Market structure: Winners are GPU/AI chip suppliers (AMD, ORCL as a channel partner), data‑center power landlords (HUT) and select cloud providers; losers include legacy CPU vendors and commoditized colo REITs as watts and accelerator rack designs become the scarce resource. McKinsey’s $7T by 2030 and Goldman’s >$500B capex in 2026 imply multi‑year pricing power for high‑density rack suppliers and for sites with grid access — expect ASPs for hyperscaler GPU deployments to rise 10–30% vs. commodity colo. Risk assessment: Tail risks include export controls/antitrust (U.S./EU/China), a delayed OpenAI/H2‑2026 ramp, Anthropic contingencies, or a BTC crash that undermines Hut 8’s balance sheet (BTC < $30k would cut its cushion materially). Immediate (days) risk = headline/quarterly volatility; short term (weeks–months) = financing and permitting outcomes; long term (years) = interest‑rate driven capex cost and TSMC capacity allocation. Trade implications: Direct plays are selective long AMD (capture OpenAI/Oracle ramps) and long HUT for power scarcity, size modestly (2–3% and 1.5–2% respectively) and use defined‑risk option structures near key catalysts (Oracle Q3‑2026, OpenAI H2‑2026).

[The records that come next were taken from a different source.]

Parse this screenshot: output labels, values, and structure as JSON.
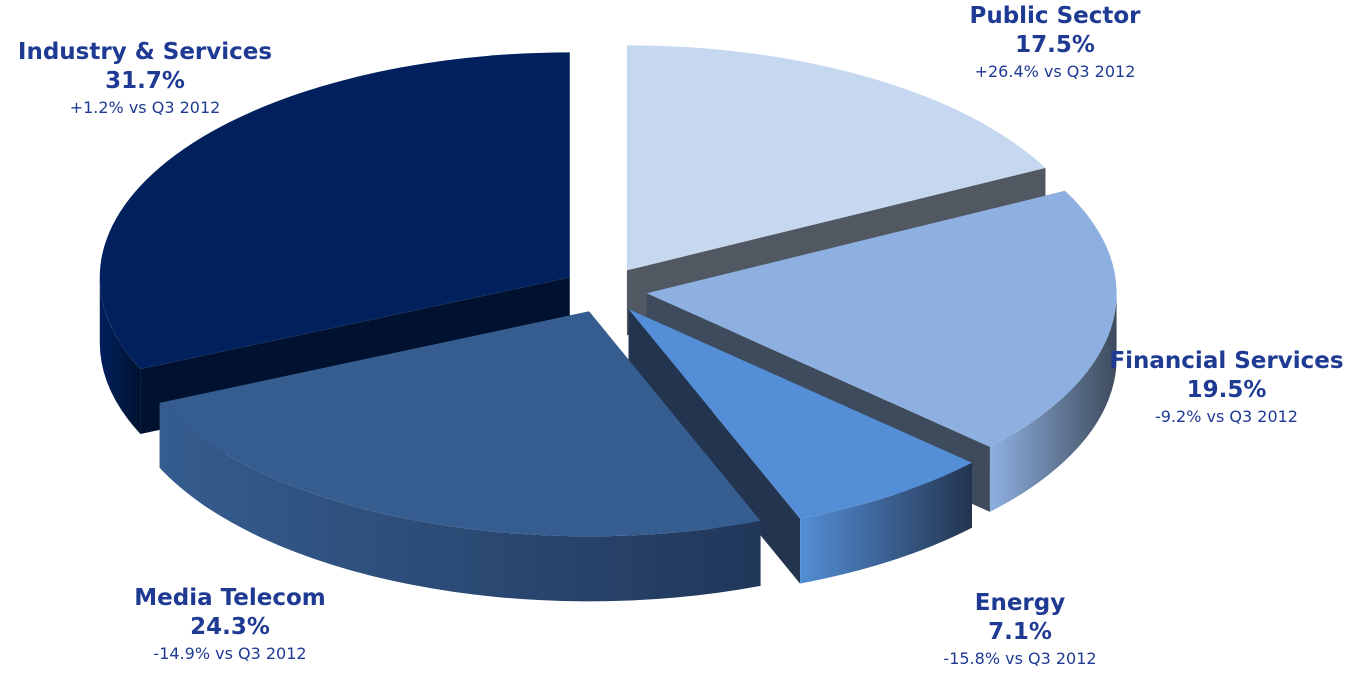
{
  "chart_data": {
    "type": "pie",
    "three_d": true,
    "exploded": true,
    "slices": [
      {
        "name": "Industry & Services",
        "value": 31.7,
        "value_label": "31.7%",
        "change": "+1.2% vs Q3 2012",
        "color": "#00205e",
        "side_color": "#00122f"
      },
      {
        "name": "Media Telecom",
        "value": 24.3,
        "value_label": "24.3%",
        "change": "-14.9% vs Q3 2012",
        "color": "#355d8f",
        "side_color": "#21375a"
      },
      {
        "name": "Energy",
        "value": 7.1,
        "value_label": "7.1%",
        "change": "-15.8% vs Q3 2012",
        "color": "#548ed6",
        "side_color": "#23344f"
      },
      {
        "name": "Financial Services",
        "value": 19.5,
        "value_label": "19.5%",
        "change": "-9.2% vs Q3 2012",
        "color": "#8eb0e0",
        "side_color": "#3e4b5c"
      },
      {
        "name": "Public Sector",
        "value": 17.5,
        "value_label": "17.5%",
        "change": "+26.4% vs Q3 2012",
        "color": "#c6d8f0",
        "side_color": "#515861"
      }
    ]
  },
  "labels": {
    "industry": {
      "name": "Industry & Services",
      "pct": "31.7%",
      "change": "+1.2% vs Q3 2012"
    },
    "public": {
      "name": "Public Sector",
      "pct": "17.5%",
      "change": "+26.4% vs Q3 2012"
    },
    "financial": {
      "name": "Financial Services",
      "pct": "19.5%",
      "change": "-9.2% vs Q3 2012"
    },
    "energy": {
      "name": "Energy",
      "pct": "7.1%",
      "change": "-15.8% vs Q3 2012"
    },
    "media": {
      "name": "Media Telecom",
      "pct": "24.3%",
      "change": "-14.9% vs Q3 2012"
    }
  },
  "colors": {
    "label_text": "#1f3a93"
  }
}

Pair trades: long HUT vs short DLR/EQIX to express premium for power over floor space for 9–18 months. Rotate into semiconductor equipment and power infrastructure names, trim legacy colo/REIT exposure. Contrarian angles: Consensus underprices execution/financing risk at Hut 8 and overprices AMD’s “certainty” — AMD at ~11x the optimistic long‑term target assumes flawless ramp and no margin squeeze from Nvidia/TSMC dynamics. Historical parallels (data‑center capex cycles) show big mean reversion when demand shifts from speculative AI pilots to measured enterprise adoption; stress test positions for a 30% drawdown and require key milestones (OpenAI delivery, Anthropic financing) before adding size.